Majid El Jarroudi : Quand diversité et entreprenariat des quartiers sensibles riment avec réussite par l’action concrète
Interview : William MONLOUIS-FELICITE
Majid El Jarroudi, Délégué général de l’Agence pour la diversité entrepreneuriale, a mis toute son énergie à soutenir les créateurs d’entreprise issus des quartiers populaires en les rendant visibles auprès des grandes entreprises et en leur ouvrant des marchés.
Mais à quand un « Small Business Act » à la française pour encadrer ce nouveau paradigme. C’est le souhait de Majid car, sans cadre juridique, la survie de ces jeunes entrepreneurs pourtant nombreux reste fragile.
WMF: Comment et pourquoi est née l’Agence pour la diversité entrepreneuriale dont vous êtes le fondateur ? A quel besoin répond ce projet ?
Majid El Jarroudi : Assez jeune, dès la fin de mes études, j’ai décidé de créer une société de conseil en création d’entreprises. J ‘étais formé dans ce sens, et ce projet ne demandait pas trop de fonds au démarrage. J’accompagnais des porteurs de projets ou des entrepreneurs dans leur lever des fonds, essentiellement sur des questions de nouvelles technologies, d’innovation…
Rapidement, je me suis rendu compte qu’il y avait un vivier entrepreneurial dans les quartiers sensibles, parce que mes clients en venaient. Donc, avec des amis, nous avons fondé une première association : « Jeunes Entrepreneurs de France » pour accompagner leurs projets.
WMF: C’était en quelle période ?
MJEL : Entre 2002 et 2008. C’était une époque où ni la question des quartiers populaires ni celle de la diversité étaient centrales. C’était bien avant les émeutes de 2005. Donc on prêchait un petit peu dans le désert… A la suite de ces émeutes, des hommes politiques, des décideurs s’y sont peu à peu intéressés.

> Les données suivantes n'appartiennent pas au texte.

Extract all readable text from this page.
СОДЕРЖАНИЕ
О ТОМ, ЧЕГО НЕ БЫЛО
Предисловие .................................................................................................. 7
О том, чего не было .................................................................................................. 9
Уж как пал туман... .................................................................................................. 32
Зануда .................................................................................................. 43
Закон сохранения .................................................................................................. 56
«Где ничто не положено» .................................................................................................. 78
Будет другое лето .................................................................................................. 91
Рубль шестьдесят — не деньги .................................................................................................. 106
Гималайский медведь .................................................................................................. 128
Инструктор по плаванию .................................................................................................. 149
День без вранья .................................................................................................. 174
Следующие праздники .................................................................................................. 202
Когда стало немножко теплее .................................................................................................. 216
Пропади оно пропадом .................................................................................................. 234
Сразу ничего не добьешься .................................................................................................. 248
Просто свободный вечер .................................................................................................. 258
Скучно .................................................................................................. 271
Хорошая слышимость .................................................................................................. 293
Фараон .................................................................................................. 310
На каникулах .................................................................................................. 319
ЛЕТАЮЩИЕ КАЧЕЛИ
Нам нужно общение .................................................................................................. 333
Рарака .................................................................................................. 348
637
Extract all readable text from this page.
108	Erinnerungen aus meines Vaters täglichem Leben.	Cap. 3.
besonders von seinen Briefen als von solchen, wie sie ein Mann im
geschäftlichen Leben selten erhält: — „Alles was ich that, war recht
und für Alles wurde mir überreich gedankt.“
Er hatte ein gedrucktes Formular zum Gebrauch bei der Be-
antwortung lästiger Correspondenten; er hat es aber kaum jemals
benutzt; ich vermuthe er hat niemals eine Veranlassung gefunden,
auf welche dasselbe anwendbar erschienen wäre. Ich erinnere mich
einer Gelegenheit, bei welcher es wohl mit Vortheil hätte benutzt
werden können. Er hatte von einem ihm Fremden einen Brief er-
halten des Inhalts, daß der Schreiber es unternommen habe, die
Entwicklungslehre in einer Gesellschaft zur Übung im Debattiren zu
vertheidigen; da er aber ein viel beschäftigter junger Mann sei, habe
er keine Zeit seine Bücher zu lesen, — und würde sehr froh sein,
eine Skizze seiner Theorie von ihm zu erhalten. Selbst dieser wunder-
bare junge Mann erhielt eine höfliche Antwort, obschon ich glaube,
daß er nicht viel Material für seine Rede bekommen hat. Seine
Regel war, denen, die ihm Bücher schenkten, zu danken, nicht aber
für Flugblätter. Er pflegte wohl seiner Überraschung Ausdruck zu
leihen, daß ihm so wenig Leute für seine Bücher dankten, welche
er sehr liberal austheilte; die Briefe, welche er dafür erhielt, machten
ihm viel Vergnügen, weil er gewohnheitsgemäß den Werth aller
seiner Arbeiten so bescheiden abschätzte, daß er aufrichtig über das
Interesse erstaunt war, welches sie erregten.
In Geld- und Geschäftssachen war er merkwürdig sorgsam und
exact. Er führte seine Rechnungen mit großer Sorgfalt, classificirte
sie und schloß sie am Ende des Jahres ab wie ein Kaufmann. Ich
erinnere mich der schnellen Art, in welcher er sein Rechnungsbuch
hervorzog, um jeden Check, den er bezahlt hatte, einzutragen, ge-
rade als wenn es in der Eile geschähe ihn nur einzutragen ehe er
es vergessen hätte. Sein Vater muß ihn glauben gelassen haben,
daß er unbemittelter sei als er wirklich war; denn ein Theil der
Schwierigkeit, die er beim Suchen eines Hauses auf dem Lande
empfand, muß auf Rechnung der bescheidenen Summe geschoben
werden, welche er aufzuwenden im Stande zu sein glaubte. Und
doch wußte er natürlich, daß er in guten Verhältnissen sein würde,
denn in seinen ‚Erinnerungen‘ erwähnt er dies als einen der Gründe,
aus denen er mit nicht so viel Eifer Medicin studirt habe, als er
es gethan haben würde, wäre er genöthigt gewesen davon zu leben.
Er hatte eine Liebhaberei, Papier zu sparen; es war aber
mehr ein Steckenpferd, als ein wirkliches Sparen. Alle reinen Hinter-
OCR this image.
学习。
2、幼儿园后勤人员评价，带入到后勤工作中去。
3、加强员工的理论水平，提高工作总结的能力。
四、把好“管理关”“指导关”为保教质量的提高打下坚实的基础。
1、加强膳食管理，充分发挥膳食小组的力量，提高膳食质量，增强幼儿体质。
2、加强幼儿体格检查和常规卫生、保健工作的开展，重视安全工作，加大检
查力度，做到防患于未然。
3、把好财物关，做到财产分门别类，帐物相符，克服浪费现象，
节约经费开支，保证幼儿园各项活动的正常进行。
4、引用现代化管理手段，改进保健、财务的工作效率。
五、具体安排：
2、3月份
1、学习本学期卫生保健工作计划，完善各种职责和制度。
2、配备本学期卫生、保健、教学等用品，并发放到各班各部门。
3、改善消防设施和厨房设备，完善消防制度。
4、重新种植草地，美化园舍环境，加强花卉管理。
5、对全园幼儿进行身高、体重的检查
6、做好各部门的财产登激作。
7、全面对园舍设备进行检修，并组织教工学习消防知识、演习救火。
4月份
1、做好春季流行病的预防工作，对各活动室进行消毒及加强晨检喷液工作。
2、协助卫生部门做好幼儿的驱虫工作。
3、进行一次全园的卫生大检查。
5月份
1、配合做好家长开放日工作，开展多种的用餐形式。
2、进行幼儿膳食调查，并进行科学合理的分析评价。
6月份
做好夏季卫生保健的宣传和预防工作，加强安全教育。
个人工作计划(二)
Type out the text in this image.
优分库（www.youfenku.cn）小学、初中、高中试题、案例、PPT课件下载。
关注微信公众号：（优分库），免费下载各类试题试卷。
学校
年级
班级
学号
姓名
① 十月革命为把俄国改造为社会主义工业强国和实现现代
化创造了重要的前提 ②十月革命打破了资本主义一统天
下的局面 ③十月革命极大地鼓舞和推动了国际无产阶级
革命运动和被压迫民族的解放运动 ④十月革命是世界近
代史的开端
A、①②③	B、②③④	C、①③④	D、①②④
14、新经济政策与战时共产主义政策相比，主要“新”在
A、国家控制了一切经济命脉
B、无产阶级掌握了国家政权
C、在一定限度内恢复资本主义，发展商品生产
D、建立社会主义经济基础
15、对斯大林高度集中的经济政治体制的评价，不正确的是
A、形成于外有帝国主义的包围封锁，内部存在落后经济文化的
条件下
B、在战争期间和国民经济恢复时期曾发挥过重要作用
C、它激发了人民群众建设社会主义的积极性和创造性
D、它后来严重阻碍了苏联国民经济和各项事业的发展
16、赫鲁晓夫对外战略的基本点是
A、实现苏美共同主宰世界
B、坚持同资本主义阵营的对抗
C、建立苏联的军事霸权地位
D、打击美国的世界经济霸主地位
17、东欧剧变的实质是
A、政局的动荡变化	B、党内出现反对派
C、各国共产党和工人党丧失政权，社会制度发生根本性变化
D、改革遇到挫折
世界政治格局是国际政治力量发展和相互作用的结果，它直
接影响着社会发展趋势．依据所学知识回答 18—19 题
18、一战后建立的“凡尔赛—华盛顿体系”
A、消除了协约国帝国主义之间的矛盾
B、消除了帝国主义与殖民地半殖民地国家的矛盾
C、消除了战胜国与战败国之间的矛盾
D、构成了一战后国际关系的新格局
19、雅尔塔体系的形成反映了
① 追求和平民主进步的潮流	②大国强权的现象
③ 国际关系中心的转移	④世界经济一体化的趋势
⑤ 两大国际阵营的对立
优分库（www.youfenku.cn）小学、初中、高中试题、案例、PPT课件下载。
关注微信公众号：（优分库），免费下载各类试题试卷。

Dès 2006, je me suis dit qu’accompagner uniquement la création d’entreprises était insuffisant. Ces entrepreneurs avaient un problème de pérennité, ils n’arrivaient pas à faire vivre leurs entreprises plus de 3 ans pour la plupart. Une entreprise sur 2 avait disparu au bout de 3 ans pour les mêmes causes : l’accès au financement d’une part car la confiance des banques leur était souvent refusée et d’autre part, les débouchés commerciaux car ces entrepreneurs ne trouvaient pas la clientèle adéquate.
Alors, j’ai proposé la mise en place d’un « Small Business Act » (le dispositif américain aidant les PME à se développer), version française. C’est-à-dire réserver une partie des marchés publics à des entreprises installées dans les zones urbaines sensibles. Mais pour Bruxelles, c’était une pratique anti-concurrentielle ! Que faire d’autre ? Très rapidement, j’ai constaté que la commande privée était nettement plus importante que la commande publique. Ce qui signifie des achats ; les multinationales françaises représentent 4 fois les marchés publics. J’ai pensé à essayer de les convaincre de fixer une partie de leurs achats aux prix de fournisseurs installés dans quartiers. Ainsi, on génère de l’emploi sur les territoires où le chômage touche jusqu’à 50% de la population. C’est un double bénéfice.
WMF: Il y a donc un enjeu sociétal fort derrière le projet…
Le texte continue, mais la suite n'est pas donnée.